Tech

Kickstarter is making a new Kickstarter, but this one's on the blockchain

The crowdfunding company's new platform will be decentralized, allowing anyone to create a new Kickstarter-like site.

Saving money in the jar.
Sorrasak Jar Tinyo/Moment/Getty Images

Kickstarter, one of the world’s most popular crowdfunding platforms, is moving to the blockchain. Actually, it’s creating an entirely new open-sourced crowdfunding infrastructure that anyone can then use to make their own Kickstarter-esque site.

The project does not yet have an official name and is still very much in early development. Bloomberg reports that Kickstarter hopes to move its own site to the new blockchain platform “some time in 2022.”

Switching to the blockchain won’t really affect how Kickstarter, as it exists now, functions. Creators will still be able to effortlessly use the site to raise funds for their projects, and users will be able to donate to them in exactly the same ways they have been since 2009. No knowledge of the blockchain itself will actually be necessary to use the new Kickstarter.

It’s difficult to overstate how big 2021 has been for the blockchain. It’s gone from buzzword to mainstream adoption with breakneck speed, propelled forward in no small by part by the meteoric rise of the NFT marketplace.

Decentralization to the max — Kickstarter’s blockchain plans are still pretty nebulous right now. The main creed of the project is clear, though: decentralization.

Kickstarter essentially wants the technology at the core of its platform to be available for anyone at all to build off of. This concept in and of itself isn’t new; open-source code has been around since the very earliest days of computing. The blockchain just makes it easier to keep all that open-sourcing organized.

As part of the new project, Kickstarter will be launching an “independent governance lab” to oversee the project’s development. The lab will conduct and share research about the decentralization process. Camille Canon, co-founder of Purpose Foundation, will lead the governance lab.

Blockchain madness — Kickstarter is tapping into a moment that’s both culturally and technologically significant. The use of blockchain technology to power new initiatives has, in just the span of a few months, gone from mysterious term to be used for marketing purposes to bona fide internet phenomenon, leeching into just about every corner of the tech industry.

The concept of using the blockchain for decentralization purposes isn’t new, either, but larger companies using it for that purpose certainly is.
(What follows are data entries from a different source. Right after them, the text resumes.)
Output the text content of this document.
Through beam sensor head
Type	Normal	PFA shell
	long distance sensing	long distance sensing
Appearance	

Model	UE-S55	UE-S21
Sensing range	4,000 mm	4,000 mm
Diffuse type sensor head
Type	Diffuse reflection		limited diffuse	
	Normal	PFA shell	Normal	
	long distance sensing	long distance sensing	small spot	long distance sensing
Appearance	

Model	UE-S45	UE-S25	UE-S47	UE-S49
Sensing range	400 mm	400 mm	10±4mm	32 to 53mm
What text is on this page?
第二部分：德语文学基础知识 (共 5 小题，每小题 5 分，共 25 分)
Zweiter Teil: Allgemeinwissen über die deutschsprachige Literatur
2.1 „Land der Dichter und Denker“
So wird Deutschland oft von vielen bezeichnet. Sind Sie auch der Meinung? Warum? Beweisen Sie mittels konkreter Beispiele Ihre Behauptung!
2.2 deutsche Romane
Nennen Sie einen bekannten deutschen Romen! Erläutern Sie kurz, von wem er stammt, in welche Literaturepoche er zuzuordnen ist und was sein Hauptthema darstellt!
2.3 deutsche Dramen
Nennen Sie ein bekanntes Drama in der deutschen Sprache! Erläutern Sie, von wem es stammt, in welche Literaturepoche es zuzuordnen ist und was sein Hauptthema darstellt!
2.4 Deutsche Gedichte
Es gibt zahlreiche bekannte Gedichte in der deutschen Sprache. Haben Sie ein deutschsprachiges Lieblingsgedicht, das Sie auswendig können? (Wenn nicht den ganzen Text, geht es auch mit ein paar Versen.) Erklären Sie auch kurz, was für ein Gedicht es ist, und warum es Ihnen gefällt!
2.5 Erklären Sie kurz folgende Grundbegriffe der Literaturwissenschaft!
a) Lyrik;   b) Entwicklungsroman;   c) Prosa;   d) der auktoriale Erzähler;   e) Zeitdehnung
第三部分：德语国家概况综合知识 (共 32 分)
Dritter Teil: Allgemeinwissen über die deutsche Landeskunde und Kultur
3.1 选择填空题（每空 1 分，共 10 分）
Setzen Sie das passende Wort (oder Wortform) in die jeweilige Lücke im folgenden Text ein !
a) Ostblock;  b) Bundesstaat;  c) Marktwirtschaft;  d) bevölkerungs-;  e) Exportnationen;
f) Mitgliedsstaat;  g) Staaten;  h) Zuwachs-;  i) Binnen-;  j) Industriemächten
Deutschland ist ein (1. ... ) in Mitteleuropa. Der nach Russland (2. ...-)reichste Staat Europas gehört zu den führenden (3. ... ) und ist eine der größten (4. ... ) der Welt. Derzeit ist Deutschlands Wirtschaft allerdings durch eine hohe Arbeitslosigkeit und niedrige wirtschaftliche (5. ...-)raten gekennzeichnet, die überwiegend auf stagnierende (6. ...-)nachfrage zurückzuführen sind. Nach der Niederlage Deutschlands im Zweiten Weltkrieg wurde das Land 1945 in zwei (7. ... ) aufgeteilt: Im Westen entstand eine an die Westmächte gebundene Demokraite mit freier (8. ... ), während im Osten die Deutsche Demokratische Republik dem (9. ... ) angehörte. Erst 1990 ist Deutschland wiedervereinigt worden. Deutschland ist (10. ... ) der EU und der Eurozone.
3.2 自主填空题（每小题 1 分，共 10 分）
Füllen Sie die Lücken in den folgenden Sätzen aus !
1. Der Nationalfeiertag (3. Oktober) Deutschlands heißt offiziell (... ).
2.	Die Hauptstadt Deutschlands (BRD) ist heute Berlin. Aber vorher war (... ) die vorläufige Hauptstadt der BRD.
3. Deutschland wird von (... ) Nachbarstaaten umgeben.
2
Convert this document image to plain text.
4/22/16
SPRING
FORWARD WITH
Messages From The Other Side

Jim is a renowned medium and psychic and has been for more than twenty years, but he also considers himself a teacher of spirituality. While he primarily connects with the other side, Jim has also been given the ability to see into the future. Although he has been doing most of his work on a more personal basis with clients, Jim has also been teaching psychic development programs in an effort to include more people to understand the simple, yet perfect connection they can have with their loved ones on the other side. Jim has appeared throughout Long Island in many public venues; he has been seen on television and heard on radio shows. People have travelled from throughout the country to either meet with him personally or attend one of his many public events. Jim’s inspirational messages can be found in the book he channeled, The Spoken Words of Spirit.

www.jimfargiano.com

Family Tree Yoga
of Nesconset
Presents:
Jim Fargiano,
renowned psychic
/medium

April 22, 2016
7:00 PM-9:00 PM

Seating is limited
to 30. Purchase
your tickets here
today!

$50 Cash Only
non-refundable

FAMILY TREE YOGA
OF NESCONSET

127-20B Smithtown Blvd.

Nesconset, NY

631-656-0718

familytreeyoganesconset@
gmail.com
The only other major tech company in recent memory to do so is Twitter, which is currently in the process of working on a decentralized version of its social network called Bluesky.

One of the most prominent arguments against using the blockchain for any purpose is the technology’s power consumption, the full effects of which we still don’t have enough data to fully understand. Kickstarter will use Celo, a “carbon-negative” blockchain platform, to minimize its environmental impact.